Avoiding Happiness
What is your definition of happiness? Take a moment to think about what happiness looks like to you.
Next, simply ask yourself one question, “What would have to happen for me to be happy? What things need to be completed or need to go away? What will it ultimately take for me to be happy?” For some it would be getting the kids through school, for you it may be getting that certain task done, buying that beach house, new car, or boat, or maybe getting that medical procedure done? It doesn’t matter what your list looks like. So take the next few minutes to think about the things preventing your true happiness.

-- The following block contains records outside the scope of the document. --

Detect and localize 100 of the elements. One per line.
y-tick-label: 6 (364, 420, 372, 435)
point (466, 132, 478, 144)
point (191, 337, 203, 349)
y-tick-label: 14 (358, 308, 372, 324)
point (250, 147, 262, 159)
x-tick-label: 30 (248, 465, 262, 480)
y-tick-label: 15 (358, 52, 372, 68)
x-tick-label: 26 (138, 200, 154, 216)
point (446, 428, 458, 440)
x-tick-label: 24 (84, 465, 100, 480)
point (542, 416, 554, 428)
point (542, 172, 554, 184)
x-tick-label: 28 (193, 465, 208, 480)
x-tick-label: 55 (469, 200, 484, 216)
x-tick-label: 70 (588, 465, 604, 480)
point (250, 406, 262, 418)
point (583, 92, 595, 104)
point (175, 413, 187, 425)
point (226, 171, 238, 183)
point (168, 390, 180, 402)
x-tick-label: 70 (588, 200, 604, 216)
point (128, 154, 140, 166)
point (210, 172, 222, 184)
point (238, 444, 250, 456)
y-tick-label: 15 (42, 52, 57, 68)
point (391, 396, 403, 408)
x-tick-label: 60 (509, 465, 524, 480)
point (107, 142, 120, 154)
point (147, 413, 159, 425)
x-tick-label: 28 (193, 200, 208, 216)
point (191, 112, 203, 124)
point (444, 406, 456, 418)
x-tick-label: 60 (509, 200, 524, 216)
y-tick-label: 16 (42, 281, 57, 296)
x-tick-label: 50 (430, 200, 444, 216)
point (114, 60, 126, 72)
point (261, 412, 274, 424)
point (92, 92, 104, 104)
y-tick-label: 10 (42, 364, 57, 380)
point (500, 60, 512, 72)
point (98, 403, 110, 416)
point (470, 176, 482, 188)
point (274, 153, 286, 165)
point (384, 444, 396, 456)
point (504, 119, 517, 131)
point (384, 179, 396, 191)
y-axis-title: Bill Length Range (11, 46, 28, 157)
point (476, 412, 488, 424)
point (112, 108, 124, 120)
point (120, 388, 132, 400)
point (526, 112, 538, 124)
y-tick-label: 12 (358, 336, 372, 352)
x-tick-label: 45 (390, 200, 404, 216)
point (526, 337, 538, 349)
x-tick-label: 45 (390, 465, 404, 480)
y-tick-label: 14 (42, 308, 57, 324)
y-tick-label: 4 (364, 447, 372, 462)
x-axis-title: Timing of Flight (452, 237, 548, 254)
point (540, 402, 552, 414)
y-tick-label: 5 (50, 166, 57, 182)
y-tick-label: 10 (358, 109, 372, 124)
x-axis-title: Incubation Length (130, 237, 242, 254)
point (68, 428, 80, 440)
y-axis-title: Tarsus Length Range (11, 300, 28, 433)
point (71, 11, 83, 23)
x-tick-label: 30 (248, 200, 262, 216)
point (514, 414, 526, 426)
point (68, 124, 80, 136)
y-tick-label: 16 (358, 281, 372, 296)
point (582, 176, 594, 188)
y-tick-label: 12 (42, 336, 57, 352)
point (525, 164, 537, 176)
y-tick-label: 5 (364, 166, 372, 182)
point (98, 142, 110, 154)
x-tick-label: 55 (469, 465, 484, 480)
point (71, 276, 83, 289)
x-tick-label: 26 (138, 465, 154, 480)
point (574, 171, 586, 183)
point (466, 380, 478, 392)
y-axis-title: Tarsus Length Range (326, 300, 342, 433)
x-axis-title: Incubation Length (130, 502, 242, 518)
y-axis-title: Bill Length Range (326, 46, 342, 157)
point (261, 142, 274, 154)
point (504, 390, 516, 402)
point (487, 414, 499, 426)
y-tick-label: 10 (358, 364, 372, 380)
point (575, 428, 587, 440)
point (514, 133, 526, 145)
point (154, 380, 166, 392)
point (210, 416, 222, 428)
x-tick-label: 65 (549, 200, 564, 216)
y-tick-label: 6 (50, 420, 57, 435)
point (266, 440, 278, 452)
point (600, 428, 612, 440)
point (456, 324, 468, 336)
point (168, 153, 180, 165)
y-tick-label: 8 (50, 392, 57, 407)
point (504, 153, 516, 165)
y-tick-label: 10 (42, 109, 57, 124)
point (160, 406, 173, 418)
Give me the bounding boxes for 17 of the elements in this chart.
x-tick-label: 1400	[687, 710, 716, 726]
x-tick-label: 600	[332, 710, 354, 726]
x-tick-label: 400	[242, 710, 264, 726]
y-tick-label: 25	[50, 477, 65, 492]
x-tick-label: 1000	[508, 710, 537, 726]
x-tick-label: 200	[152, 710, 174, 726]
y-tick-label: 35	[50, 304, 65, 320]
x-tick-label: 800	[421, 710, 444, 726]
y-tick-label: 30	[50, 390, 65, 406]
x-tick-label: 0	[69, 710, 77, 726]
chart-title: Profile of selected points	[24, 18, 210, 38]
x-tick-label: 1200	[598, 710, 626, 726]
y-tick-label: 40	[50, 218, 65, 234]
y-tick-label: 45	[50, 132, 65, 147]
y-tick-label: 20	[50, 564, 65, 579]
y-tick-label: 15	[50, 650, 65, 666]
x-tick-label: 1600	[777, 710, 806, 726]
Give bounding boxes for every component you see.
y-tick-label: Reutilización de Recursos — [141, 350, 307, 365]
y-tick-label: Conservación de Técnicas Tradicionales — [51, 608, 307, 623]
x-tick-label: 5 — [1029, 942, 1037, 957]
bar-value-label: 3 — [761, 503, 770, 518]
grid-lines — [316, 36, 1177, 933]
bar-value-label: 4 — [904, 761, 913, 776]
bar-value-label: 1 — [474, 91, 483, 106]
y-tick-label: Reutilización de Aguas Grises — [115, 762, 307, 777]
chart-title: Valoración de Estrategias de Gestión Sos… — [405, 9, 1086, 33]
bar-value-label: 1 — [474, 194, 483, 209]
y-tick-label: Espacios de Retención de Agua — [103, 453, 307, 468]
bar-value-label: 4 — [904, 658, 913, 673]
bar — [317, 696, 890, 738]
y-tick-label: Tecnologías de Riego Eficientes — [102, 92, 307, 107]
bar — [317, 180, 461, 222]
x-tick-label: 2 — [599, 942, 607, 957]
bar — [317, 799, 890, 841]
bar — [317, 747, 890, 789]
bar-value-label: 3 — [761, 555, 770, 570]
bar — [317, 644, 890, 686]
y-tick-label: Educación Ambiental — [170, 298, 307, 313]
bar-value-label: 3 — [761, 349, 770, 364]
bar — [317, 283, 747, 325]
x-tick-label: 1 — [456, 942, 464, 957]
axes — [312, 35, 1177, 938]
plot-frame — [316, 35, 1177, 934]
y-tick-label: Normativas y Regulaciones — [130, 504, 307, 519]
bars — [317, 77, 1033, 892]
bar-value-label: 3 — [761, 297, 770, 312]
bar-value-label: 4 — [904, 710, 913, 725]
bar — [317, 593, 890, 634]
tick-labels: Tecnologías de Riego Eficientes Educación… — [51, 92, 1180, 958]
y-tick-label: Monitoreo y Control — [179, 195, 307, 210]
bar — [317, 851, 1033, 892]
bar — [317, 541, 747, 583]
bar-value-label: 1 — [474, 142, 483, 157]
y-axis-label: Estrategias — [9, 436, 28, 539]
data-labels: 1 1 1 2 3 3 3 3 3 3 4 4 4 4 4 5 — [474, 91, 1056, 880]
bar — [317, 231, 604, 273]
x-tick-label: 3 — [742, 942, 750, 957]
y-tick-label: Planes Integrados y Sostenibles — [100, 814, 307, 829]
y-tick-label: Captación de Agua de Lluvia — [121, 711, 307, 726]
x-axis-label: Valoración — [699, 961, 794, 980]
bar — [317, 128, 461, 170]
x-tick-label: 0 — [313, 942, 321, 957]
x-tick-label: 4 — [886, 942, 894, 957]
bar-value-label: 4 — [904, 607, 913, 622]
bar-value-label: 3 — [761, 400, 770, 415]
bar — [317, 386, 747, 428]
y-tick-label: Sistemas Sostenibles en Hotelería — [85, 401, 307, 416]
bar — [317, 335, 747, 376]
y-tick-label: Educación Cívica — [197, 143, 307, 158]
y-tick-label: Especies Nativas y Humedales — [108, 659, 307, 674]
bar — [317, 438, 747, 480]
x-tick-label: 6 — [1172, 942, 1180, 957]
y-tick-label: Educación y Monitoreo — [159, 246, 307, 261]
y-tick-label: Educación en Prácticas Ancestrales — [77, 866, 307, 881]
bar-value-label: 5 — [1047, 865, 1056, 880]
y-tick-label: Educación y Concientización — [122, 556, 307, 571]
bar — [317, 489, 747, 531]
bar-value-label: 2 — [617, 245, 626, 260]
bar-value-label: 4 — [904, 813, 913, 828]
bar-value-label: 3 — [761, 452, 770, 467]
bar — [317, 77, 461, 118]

So this is your “preventing happiness” list. Look at your list on paper or in your mind. Now, feel how good it feels to experience all the things preventing happiness disappearing from the picture. With this, happiness would finally have arrived? So, do you truly believe if these things disappeared that happiness would overwhelmingly be in your life? You can easily imagine other things that would be nice to straighten out before becoming happy? That is the problematic issue with this “path clearing” approach to happiness; there will always be obstacles. There is always illness, aging, injury and internal and external conflict. You’re always in the process of becoming happy yet never actually become truly happy.
As an alternative, pose this simple and precise question for consideration, “Is it really true that these things have to happen in order for me to be happy? “ Or, “Is it possible that I could simply be happy now?” Right now in this moment, with all of your faults, relationship problems, responsibilities, worries and to do lists, you can actually let go of all of these and open up to being alive in this very moment. You can rest in a sense of purity, free from personal attachments and aversions. Please don’t dismiss this but give it a test and rest in the fundamental happiness that takes place prior to thinking, evaluating and analyzing.
If you want to go deeper, ask, “Is it also possible that the times, culture and family I was born into created my beliefs and values? Can I go through the beliefs and values I hold in order to clarify: are these mine, do I like these beliefs and see these values as important or was I just programmed? Have I taken on the beliefs and values that were given to me without questioning their validity? Can I let go of certain beliefs and values that I see were imposed and not necessarily self-chosen or even something I agree with?”
You may see the truth of how our personalities with our preferences, desires and dislikes are just constructs, concepts or personas. What word sits with you best or are you offended at the idea that you were conditioned to hold certain beliefs. Either way, would you at least be willing to ask yourself, “Is this possibly true? Does this even have the slightest potential to be true?” If the answer is yes then it might help to stop buying into all of your thoughts and feelings as though they were facts. See if you can stop believing that every thought and emotion you experience is real. Instead, try allowing thoughts and feelings to exist as mere biochemical reactions that are simply taking place. The idea is that you can have them but you don’t have to buy into them as facts but instead can see them as activities that are merely taking place.
So, if asked again what has to happen for you to be happy, how would you answer? Hopefully, you’re entertaining the notion that you could say, “Nothing”. Happiness is your birthright; it is your natural condition and is always already present but you’ve been searching for this precious gem everywhere. The big oversight is that you didn’t check yourself first because if you had, you would have found that it was with you the whole time. You already have everything you need to be happy, you just didn’t know because you were taught a belief that happiness is some elusive mystery that has to be sought out and earned. Wake up, look around and experience this present moment mystery.